Elena Fernandez
Internship Season
Summer 2025-2026
Internship Alignment
EPIC
Institution and PhD Advisors
University at Albany, SUNY | Andrea Lopez Lang and Zheng Wu
Proposal Title
Implementing Machine Learning to Resolve Troposphere-Stratosphere Coupling and Teleconnections in S2S Forecasts
What inspired you to become a scientist (maybe something from your childhood or youth)?
My mother teaches high school earth science, so she largely influenced my passion for earth systems science. Throughout my childhood, she always ensured that our family stopped at science museums in any city we visited, and anytime there was a remotely weather-related exhibit, I gravitated toward it. The same theme has continued throughout my educational career to the present day.
What do you hope to achieve with your WINGS PhD Dissertation Fellowship opportunity?
I greatly value the connections, advice, and mentoring I have received throughout my graduate career, and I view collaboration with my peers in this field as an invaluable resource. Through the WINGS Dissertation Fellowship, I am looking forward to making many more connections and having the extraordinary opportunity to learn from those at UCAR/NCAR and NOAA’s WPO in the final year of my dissertation research.
How does your research generally contribute to our world as a whole (in a way that the average person can understand and relate to)?

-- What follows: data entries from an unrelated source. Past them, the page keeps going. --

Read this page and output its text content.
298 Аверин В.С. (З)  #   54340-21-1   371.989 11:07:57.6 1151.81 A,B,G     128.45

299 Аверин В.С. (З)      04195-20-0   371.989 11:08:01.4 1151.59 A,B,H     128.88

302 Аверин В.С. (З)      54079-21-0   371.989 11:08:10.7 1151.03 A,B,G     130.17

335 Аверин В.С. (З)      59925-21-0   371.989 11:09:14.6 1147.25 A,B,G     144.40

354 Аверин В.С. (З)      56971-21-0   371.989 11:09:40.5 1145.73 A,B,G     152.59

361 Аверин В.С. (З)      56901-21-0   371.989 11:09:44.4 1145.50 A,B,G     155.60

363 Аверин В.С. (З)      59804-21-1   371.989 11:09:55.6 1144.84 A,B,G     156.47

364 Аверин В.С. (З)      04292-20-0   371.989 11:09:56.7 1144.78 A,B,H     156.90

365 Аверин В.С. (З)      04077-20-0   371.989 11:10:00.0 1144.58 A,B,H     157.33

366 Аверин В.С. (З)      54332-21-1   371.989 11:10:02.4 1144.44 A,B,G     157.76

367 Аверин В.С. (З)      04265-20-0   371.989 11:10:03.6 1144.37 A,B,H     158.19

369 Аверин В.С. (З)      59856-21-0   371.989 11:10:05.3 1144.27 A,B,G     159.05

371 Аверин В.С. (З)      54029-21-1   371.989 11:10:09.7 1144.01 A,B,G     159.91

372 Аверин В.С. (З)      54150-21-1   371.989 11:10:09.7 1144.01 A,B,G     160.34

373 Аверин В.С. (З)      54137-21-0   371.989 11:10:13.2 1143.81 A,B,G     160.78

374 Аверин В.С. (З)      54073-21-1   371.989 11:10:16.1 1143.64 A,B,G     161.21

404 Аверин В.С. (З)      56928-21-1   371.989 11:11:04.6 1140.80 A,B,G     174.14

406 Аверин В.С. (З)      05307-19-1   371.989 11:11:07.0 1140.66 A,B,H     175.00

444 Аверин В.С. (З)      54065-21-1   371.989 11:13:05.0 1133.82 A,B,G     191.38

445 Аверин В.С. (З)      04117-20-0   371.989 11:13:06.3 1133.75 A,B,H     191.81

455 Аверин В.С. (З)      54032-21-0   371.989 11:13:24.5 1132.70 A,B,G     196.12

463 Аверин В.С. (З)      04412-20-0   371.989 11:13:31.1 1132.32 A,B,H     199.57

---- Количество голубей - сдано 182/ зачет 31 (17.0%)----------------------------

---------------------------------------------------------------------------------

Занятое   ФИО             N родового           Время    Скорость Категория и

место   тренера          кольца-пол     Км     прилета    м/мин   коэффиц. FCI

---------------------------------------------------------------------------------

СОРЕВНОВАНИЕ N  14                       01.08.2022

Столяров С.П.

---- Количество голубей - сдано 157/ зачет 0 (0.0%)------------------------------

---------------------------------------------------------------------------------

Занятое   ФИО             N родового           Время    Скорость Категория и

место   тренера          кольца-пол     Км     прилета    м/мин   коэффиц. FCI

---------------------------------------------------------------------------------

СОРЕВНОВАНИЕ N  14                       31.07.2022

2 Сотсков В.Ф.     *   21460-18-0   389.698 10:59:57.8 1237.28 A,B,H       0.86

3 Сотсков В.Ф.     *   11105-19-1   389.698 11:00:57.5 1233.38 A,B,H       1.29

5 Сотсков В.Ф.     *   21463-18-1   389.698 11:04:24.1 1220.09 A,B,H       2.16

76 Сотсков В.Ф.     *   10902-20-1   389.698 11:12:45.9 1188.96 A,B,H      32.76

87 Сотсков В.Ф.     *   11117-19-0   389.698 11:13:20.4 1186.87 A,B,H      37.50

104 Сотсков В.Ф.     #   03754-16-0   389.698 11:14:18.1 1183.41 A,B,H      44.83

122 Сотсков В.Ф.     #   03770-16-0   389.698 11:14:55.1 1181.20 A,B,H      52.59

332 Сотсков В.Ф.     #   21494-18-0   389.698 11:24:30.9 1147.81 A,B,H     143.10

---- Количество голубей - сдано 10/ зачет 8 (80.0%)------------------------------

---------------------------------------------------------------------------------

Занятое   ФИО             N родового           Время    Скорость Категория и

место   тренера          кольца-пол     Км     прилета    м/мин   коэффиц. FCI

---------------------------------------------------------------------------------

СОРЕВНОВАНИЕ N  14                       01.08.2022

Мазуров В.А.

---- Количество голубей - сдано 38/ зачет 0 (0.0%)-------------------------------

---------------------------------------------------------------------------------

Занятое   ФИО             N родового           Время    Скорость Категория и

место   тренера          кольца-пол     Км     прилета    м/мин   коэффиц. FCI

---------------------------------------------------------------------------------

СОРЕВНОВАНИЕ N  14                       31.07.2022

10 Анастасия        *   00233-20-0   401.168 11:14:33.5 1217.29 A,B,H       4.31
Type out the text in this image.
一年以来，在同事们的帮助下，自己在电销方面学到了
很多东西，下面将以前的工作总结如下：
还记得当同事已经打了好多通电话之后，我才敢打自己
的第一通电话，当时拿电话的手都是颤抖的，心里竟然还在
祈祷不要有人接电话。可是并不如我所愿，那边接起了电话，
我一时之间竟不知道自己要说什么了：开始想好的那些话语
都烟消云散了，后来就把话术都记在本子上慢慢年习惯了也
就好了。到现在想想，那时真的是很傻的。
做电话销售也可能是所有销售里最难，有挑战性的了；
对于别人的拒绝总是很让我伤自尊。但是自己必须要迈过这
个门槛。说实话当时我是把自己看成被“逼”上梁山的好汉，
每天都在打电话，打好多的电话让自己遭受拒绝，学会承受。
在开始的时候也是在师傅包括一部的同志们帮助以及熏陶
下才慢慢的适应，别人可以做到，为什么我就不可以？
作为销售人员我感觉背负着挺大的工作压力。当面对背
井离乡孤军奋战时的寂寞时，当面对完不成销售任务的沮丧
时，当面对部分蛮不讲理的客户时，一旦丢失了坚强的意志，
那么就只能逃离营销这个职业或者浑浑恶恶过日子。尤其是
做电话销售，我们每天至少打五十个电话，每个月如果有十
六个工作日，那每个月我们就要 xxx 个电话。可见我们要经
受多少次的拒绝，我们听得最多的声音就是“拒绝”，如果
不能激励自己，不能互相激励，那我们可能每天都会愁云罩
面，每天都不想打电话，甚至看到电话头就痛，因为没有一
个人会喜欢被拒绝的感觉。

My current PhD research focuses on ways we can improve two-week to two-month timescale (S2S) forecasting of wintertime temperature extremes using information from interactions across layers of the atmosphere, specifically tropospheric-stratospheric interactions. Any efforts in improving S2S forecasting, especially for predictions of winter weather extremes, are beneficial for increasing emergency preparedness and reducing financial or social impacts caused by high-impact weather.